Not all restaurants are created equal. Some eateries suffer from a sense of mind-numbing suburban sameness. Others belong on reality make-over shows, waiting for another lease on life. Even worse, some are praying the health inspector doesn’t get there before they can get the grease off the floor.
And then there are those iconic establishments that are so beloved they belong on the National Register of Historic Places. Those restaurants have the look, the feel and the entrees that have become the stuff of legends. These are the places you want to dine. And New York certainly has its share. Here’s a look at five iconic New York City restaurants:
It’s exactly what an Italian restaurant should be: dimly lit, adorned in velvet-curtains and filled with tuxedo-clad waiters delivering heaping plates of pasta to diners who appreciate an authentic old-school red gravy. Pasquale Bamonte opened the restaurant in Williamsburg back in 1900, and it’s been in his family since then. It hasn’t changed it all that much, either. The legendary long wooden bar, carpeted floors and phone booths are still there. (So are the recipes that Pasquale brought to the United States with him from Italy.)
It’s easy to overlook this New York institution because it’s tucked away on the lower level of the Grand Central Terminal. But don’t let the location fool you; this is one of the premiere places in the city for seafood. Since its opening in 1913, the Oyster Bar has seated everyone from celebrities to political power players under its venerable vaulted ceilings. And it shows no signs of slowing down any time soon.
Make no mistake about it, this is your father’s steakhouse … and in this case, that’s a good thing. If you’re looking for the classic American steakhouse dining experience without all the pretense, look no further than Peter Luger. What you’ll find are Flintstones-sized dry-aged steaks, thick slabs of bacon and a waitstaff clad in crisp white shirts and black bow ties. They know why you’re there: for the feast, not the frills.

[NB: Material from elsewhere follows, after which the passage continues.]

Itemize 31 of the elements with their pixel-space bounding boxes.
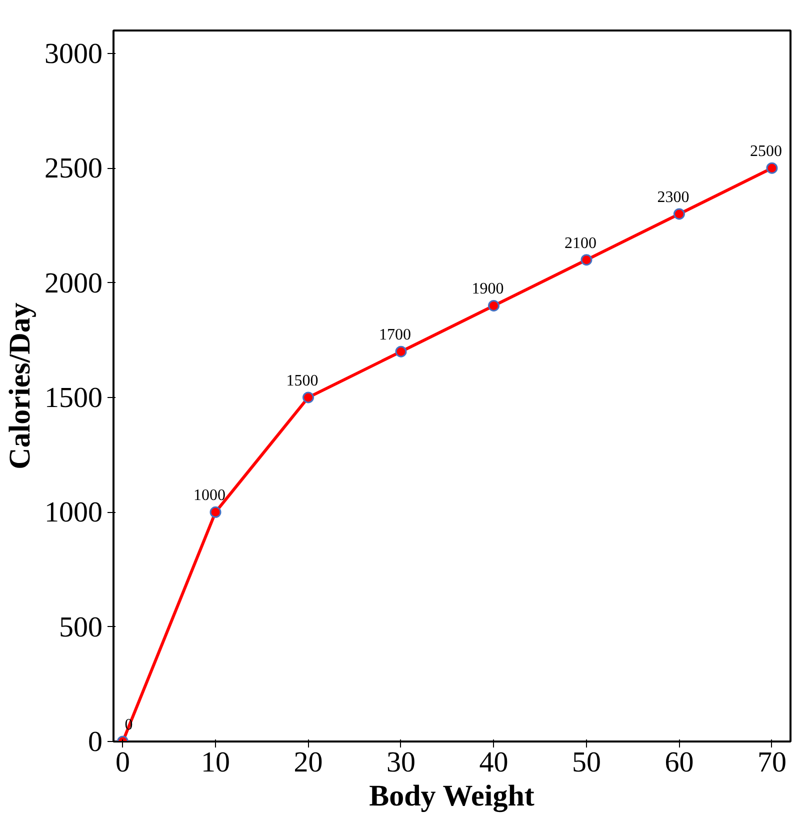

What would a trip to New York be without a slice? Of all the pizzerias in the city, few are as beloved as those crafted by Dom DeMarco. He opened Di Fara Pizza in Brooklyn back in 1965 and has been surprising and delighting epicureans ever since. It’s truly a treat, even if you have to wait for more than an hour, which is often the case at both locations.
Sometimes you just need a little comfort food to get you through the day. Like a hand-made quilt, The Odeon is there to wrap you in unconditional warmth and goodness. This is where locals go when they’re craving a bowl of French onion soup, steak tartare or brunch with friends and family. Oh, and don’t sleep on the drinks. They’re still as stiff today as they were back when John Belushi drank there.